Le cifre potrebbero sembrarci esorbitanti, ma per gli standard USA non sono poi così eclatanti – si conti che New York ha dovuto spendere 24 milioni per proteggere la Trump Tower durante le elezioni del 2016 -, tuttavia risulta nondimeno interessante come simili costi offrano uno spaccato su quale sia la condizione della ditta nel mondo.

Nel 2018, Facebook pagava per la sicurezza della famiglia Zuckerberg 10,4 milioni, l’anno successivo è salita a 13,4 e infine si è registrato un repentino balzo di 10 milioni. Una scelta strategica e finanziaria che segue gli eventi socio-politici della cronaca, ovvero che risponde all’alienazione di quelle persone che considerano le Big Tech come la quintessenza di un’elite cinica e manipolatoria.

Un’esagerazione? Non troppo, se si considera che in settimana un uomo è stato arrestato perché pianificava di fare esplodere un data center di Amazon in Virginia. Gli animi, insomma, si starebbero scaldando e l’azienda reagisce di conseguenza, anticipando di dover gestire situazioni difficili.

Nonostante la legittimità di tali preoccupazioni, Facebook si sente in obbligo di giustificare una simile spesa.
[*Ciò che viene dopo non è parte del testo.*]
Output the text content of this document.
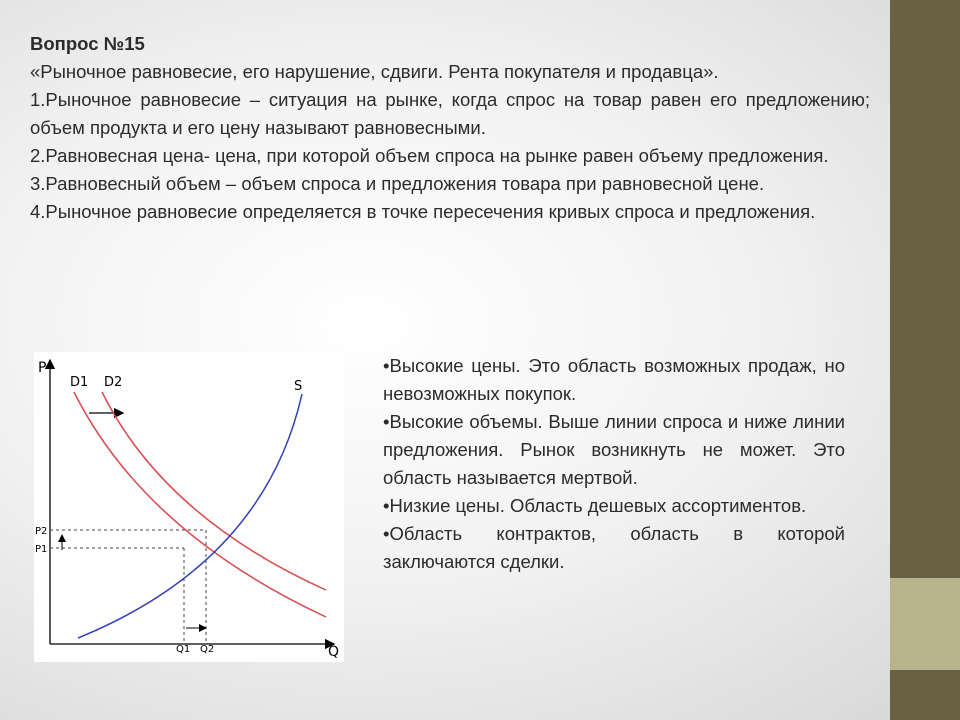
Вопрос №15

«Рыночное равновесие, его нарушение, сдвиги. Рента покупателя и продавца».

1.Рыночное равновесие – ситуация на рынке, когда спрос на товар равен его предложению; объем продукта и его цену называют равновесными.

2.Равновесная цена- цена, при которой объем спроса на рынке равен объему предложения.

3.Равновесный объем – объем спроса и предложения товара при равновесной цене.

4.Рыночное равновесие определяется в точке пересечения кривых спроса и предложения.

P
Q
D1 D2	S
P2
P1
Q1 Q2

•Высокие цены. Это область возможных продаж, но невозможных покупок.

•Высокие объемы. Выше линии спроса и ниже линии предложения. Рынок возникнуть не может. Это область называется мертвой.

•Низкие цены. Область дешевых ассортиментов.

•Область контрактов, область в которой заключаются сделки.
Il Comitato per la remunerazione, di nomina e della governance crede che questi costi siano appropriati e necessari alla luce del panorama minaccioso e del fatto che Mr. Zuckerberg abbia richiesto di ricevere solamente un dollaro di salario annuale e che non riceva nessun pagamento di bonus, conferimento di azioni o altri compensazioni d’incentivo,

ha riferito il comunicato inviato alla procura.